New York is increasingly becoming chain store city.

Looking for a mom-and-pop coffee shop? It’s sharing the city with 810 global chain stores. A good neighborhood deli? It’s competing with some 460 brand names. And the corner store may well now be a Chase bank or Walgreens.

Amid eye-popping rents and the demise of a number of well-known local haunts, some activists and lawmakers are proposing new rent-renewal rights for small businesses that they see as saving the personality of the city.

“To me, the streetscape of New York City is what sells New York City. To make a city of chain stores would not be inviting for residents or visitors,” said Manhattan Borough President Gale Brewer, among those making the proposals.

“Yes, they go to Times Square, but then they get so excited when they go to Little Italy or Chinatown …. that’s what makes New York.”

But in a city where small businesses — and commercial rent control proposals — have come and gone for decades, the buzz about saving storefronts is spurring debate between those who feel New York’s distinctiveness is at stake and others who say the changing retail landscape represents the free market at work.
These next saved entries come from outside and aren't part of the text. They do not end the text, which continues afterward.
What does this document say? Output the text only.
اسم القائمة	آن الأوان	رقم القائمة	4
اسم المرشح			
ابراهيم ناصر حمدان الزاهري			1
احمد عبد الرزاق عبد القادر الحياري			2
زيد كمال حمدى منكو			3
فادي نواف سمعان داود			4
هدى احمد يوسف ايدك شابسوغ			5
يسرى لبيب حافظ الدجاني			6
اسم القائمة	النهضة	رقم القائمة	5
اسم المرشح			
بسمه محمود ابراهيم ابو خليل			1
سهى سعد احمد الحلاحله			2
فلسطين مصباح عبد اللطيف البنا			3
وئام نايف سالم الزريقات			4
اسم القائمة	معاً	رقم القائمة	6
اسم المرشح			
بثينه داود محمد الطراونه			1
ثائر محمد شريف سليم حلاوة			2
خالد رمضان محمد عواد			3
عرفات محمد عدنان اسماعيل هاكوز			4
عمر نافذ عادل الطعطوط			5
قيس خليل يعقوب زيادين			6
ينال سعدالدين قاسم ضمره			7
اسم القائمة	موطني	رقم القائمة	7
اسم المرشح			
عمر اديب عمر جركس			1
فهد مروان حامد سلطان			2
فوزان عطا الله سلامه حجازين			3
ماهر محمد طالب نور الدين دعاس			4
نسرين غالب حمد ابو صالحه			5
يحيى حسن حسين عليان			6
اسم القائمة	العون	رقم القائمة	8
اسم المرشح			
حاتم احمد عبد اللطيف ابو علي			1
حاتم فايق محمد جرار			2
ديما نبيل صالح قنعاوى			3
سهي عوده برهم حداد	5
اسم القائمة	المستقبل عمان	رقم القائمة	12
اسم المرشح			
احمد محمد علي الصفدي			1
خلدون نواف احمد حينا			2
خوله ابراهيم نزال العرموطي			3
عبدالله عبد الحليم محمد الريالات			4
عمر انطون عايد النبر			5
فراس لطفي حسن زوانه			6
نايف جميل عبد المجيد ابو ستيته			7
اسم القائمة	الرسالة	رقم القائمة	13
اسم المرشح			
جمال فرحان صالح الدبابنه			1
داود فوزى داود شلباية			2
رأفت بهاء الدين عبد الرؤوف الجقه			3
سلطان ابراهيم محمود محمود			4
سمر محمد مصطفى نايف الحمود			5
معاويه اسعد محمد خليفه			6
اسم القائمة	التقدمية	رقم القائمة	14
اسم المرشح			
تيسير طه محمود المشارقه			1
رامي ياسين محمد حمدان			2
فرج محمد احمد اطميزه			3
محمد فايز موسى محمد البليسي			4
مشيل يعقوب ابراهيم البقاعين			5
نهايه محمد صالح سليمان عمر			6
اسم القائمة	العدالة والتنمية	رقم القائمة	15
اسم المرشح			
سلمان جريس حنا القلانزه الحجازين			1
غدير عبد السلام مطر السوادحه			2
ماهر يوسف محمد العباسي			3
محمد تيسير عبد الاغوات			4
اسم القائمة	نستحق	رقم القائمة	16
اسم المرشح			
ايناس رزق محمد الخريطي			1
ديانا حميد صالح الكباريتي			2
To Sam Shelanski, shops like Pearl River Mart, an emporium of all things Chinese, are a New York highlight. But the store recently said it might close later this year after 44 years because its rent was poised to jump from about $110,000 to more than $500,000 a month at its SoHo home.

“It’s another piece of what makes New York so unique and so colorful that is now gone,” said Shelanski, a regular visitor from Fort Collins, Colorado.

But to landlords and real estate brokers, a booming city that draws big retail benefits both residents and visitors, and government has no business trying to protect one type of shop over another.

“The market is going to dictate whether or not a mom-and-pop’s going to survive … and when we try to stop that from happening, we’re going to hurt the economy of New York,” said Steven Spinola, president of the Real Estate Board of New York.

Rent hikes have become so commonplace that a “Save NYC” campaign has emerged featuring videos lamenting a litany of beloved storefronts and eateries that have closed their doors.